Doctors say that without the extraordinary degree of
protection, fear of malpractice suits would silence
staff and potentially correctable errors would never
be examined.
But the veil of secrecy surrounding Hennessey parted
slightly in summer 1995, when Hennessey's marriage
fell apart.
That's when Judy Caswell got the first of a series
of chilling phone calls from Adrienne Hennessey, who
said her husband had been drinking heavily at home
while he waited for Caswell to go into labor.
Adrienne Hennessey repeated that charge in a sworn
affidavit during a state public health department
investigation of the incident.
Caswell says Adrienne Hennessey also told her that
Bristol Hospital's personnel files on Brian
Hennessey included medical records that proved he
had a history of serious drug and alcohol abuse, and
the hospital knew about it.
The Caswells filed a malpractice suit against
Hennessey, and the state department of public health
opened its own three year investigation.
Hennessey's lawyers fended off a subpoena for his
medical records from Bristol Hospital, which were
never turned over to the state department of health.

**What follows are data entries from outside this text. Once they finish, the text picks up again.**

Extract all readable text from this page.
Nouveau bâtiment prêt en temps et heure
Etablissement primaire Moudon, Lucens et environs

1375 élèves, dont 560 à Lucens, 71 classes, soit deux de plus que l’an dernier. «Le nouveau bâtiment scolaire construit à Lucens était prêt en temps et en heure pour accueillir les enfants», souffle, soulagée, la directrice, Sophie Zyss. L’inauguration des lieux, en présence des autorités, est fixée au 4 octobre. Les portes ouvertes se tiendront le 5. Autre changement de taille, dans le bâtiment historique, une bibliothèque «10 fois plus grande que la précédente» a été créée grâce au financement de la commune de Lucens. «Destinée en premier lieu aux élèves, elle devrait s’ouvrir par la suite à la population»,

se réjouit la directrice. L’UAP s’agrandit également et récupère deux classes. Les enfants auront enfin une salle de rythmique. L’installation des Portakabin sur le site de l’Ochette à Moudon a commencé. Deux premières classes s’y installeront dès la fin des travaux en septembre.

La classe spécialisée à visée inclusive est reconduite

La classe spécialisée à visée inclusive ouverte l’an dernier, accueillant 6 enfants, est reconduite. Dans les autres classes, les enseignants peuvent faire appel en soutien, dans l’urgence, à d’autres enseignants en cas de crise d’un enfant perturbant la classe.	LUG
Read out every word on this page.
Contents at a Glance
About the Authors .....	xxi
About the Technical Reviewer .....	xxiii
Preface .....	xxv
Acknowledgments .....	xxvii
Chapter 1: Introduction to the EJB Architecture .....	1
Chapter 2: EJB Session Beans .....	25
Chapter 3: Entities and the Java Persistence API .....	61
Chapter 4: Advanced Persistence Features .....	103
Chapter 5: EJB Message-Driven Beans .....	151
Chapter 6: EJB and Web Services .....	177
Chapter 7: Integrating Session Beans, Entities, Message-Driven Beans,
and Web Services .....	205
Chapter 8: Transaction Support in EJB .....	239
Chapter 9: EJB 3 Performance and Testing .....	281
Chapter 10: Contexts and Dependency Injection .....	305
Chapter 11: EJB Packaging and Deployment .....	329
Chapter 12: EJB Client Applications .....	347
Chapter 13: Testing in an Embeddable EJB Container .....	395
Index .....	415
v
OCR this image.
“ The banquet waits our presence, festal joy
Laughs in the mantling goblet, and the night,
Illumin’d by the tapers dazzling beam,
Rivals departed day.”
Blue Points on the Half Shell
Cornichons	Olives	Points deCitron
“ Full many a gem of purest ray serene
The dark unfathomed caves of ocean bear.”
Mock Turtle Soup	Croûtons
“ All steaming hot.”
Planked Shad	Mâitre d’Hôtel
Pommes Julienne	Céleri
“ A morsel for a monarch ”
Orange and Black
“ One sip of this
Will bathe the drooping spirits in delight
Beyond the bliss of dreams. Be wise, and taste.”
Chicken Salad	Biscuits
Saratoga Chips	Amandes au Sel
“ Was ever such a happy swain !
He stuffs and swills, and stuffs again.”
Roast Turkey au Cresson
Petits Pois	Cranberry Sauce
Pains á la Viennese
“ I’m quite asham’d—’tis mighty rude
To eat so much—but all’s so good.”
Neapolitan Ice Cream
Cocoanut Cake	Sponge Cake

In the end, the Connecticut Medical Examining Board
ruled that the health department had no credible
evidence to support the charge that Hennessey had
been drinking before the delivery. The only
witnesses were Adrienne Hennessey and her mother.
Instead, the board reprimanded Hennessey and fined
him $2,000 for writing a prescription in his
mother-in-law's name for Ergoloid Mesylates, a drug
used to treat reduced alertness, poor memory, and
confusion in the elderly. Hennessey took the drugs
himself. A record exactly matching the circumstances
of the reprimand was found in the database.